What is SEIS relief?
SEIS was introduced in 2012 to encourage investment in start-up companies. Similar to its “big sister”, enterprise investment scheme (EIS) relief, SEIS provides certain tax advantages to individuals:
- An individual subscribing for shares in a company can set 50% of the share subscription price off against his or her income tax bill (up to an annual limit of £100,000)
- A sale of those subscription shares is exempt from capital gains tax (CGT)
To qualify for SEIS, the individual must hold the shares for a minimum period of three years. The shares must be issued to raise money for the purpose of a “qualifying activity”.
The shares must also be issued for “genuine commercial reasons”. Relief is not available if the main purpose, or one of the main purposes, of issuing the shares is to avoid tax (such as CGT).
Unlike under the EIS relief regime, there is no statutory minimum amount that an individual must invest to qualify for SEIS relief.
HMRC refused to give authority. It said that, although there is no minimum investment figure to trigger SEIS relief, it “would expect it to be more than the cost of the share issue, otherwise the funds cannot be said to have been raised for the purposes of … business activity”. HMRC went on to say that it was not prepared to grant relief because the mere £316 raised was not “of meaningful use” to Oxbotica.
There was then a series of correspondence, through which Oxbotica’s lawyers provided considerable information to HMRC in response to its enquiries, and in which they noted to HMRC that there is no statutory minimum investment to qualify for SEIS relief.
However, ultimately HMRC confirmed its refusal to give authority, stating that the amount raised was too small and, given that Oxbotica had already secured funding from the University, the purpose of the share issue had been to secure relief from CGT, rather than to raise money for Oxbotica’s business.
Oxbotica appealed to the Tribunal. In essence, it argued that the size of an investment is not relevant to its purpose. As the SEIS regime does not set out a statutory minimum investment, an investment cannot be denied relief merely because it is small.
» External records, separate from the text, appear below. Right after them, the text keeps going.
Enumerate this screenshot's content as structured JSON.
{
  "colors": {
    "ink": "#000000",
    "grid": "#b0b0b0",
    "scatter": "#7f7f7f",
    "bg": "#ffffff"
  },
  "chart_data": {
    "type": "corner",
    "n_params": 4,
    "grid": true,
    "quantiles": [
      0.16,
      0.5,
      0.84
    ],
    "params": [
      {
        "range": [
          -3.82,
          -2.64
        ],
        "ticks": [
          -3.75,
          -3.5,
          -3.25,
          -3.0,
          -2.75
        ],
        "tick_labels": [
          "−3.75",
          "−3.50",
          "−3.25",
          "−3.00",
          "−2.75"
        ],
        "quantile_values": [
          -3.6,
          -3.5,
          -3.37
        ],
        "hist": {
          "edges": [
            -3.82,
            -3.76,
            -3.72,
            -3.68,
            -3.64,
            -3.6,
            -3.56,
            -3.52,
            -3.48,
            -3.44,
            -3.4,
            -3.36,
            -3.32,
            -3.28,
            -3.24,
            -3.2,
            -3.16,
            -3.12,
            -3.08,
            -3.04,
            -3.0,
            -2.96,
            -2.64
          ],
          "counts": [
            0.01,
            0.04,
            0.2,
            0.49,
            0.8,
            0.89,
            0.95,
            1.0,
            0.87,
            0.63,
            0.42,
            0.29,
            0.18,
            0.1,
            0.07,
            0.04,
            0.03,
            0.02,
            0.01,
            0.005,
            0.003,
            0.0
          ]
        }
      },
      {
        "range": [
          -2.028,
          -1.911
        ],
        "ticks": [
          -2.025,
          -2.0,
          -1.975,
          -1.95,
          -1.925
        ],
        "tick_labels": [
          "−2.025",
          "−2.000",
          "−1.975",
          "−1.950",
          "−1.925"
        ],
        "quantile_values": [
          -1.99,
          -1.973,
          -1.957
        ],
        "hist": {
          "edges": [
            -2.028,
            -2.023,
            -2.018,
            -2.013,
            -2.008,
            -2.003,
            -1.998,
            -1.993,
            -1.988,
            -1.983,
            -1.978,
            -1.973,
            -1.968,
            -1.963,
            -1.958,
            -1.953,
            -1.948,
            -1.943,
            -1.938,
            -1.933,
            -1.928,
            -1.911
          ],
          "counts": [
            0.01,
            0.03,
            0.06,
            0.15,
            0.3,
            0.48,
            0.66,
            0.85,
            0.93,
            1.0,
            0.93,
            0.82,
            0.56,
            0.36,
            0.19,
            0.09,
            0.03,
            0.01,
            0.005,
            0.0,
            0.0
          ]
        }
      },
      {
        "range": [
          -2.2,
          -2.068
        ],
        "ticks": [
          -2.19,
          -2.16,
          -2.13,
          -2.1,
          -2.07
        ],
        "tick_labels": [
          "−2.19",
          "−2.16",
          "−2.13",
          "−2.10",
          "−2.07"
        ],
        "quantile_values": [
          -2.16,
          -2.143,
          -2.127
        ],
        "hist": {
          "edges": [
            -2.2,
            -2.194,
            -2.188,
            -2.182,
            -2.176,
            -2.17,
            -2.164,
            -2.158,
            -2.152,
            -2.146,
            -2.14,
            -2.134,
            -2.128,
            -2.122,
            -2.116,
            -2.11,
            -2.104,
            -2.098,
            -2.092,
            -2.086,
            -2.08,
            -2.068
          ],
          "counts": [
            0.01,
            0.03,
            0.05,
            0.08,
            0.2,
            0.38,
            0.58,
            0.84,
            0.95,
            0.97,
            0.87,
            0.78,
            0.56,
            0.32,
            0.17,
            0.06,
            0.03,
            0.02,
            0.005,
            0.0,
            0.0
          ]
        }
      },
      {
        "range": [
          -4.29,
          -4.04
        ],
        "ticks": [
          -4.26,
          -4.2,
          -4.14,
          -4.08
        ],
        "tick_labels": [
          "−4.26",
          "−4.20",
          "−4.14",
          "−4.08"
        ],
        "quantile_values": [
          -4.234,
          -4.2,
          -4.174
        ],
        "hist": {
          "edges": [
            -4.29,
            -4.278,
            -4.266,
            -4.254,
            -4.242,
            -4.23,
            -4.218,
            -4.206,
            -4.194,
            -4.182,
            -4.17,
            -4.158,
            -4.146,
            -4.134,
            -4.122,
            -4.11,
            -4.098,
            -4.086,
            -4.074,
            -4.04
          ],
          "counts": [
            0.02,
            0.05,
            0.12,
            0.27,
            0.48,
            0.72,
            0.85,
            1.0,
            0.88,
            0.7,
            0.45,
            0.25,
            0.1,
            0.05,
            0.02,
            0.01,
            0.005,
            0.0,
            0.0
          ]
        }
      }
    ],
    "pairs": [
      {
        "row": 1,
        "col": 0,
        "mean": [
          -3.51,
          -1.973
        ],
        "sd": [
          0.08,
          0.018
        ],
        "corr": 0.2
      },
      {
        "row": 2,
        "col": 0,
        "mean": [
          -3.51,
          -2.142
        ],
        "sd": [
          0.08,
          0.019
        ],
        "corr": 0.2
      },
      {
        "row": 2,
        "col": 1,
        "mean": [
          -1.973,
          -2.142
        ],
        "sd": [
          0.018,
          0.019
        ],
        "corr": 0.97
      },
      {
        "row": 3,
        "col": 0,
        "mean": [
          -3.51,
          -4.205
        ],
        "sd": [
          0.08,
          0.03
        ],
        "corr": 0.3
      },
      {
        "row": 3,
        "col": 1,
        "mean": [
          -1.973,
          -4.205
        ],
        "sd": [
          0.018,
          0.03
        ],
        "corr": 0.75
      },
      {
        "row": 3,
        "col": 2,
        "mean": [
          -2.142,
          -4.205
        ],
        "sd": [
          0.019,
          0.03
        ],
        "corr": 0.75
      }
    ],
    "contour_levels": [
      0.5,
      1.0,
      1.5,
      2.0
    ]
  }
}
What did the Tribunal say?
The Tribunal agreed with Oxbotica. It noted that the SEIS relief legislation was “highly prescriptive” and imposed no minimum investment threshold. It also noted that the legislation contained a specific anti-avoidance provision (see box above). The judge was not therefore prepared to interpret the statute to introduce HMRC’s proposed requirement for a “meaningful level of investment”.
The judge also said that there was no need for the company applying under the SEIS regime to show that a share issue is its only means of funding. It was therefore perfectly acceptable for Oxbotica to apply for relief, even though it had secured substantial funding from the University.
HMRC was therefore not prevented from granting authority to Oxbotica to issue SEIS certificates.
Although still a relatively new relief, SEIS can be extremely useful for budding, start-up businesses and is becoming increasingly significant in today’s tech society in connection with seed financing by entrepreneurs and founder investors.
The Tribunal’s decision in this case confirms that, whilst notably prescriptive, SEIS nonetheless remains a flexible relief which caters for minimal capital investments as well as more substantial ones.
It is important to remember the core issue in this decision: the size of an investment will not of itself dictate its purpose, including whether the share issue has a tax-avoidance purpose.
However, the situation in other cases may be different. Where shares are plainly issued for a purpose other than to fund a qualifying business, relief is unlikely to be available. Likewise, if a company issues shares for the purpose of avoiding tax (whether the sole purpose or one of several), there will be no relief. This will always depend on the specific circumstances in each case.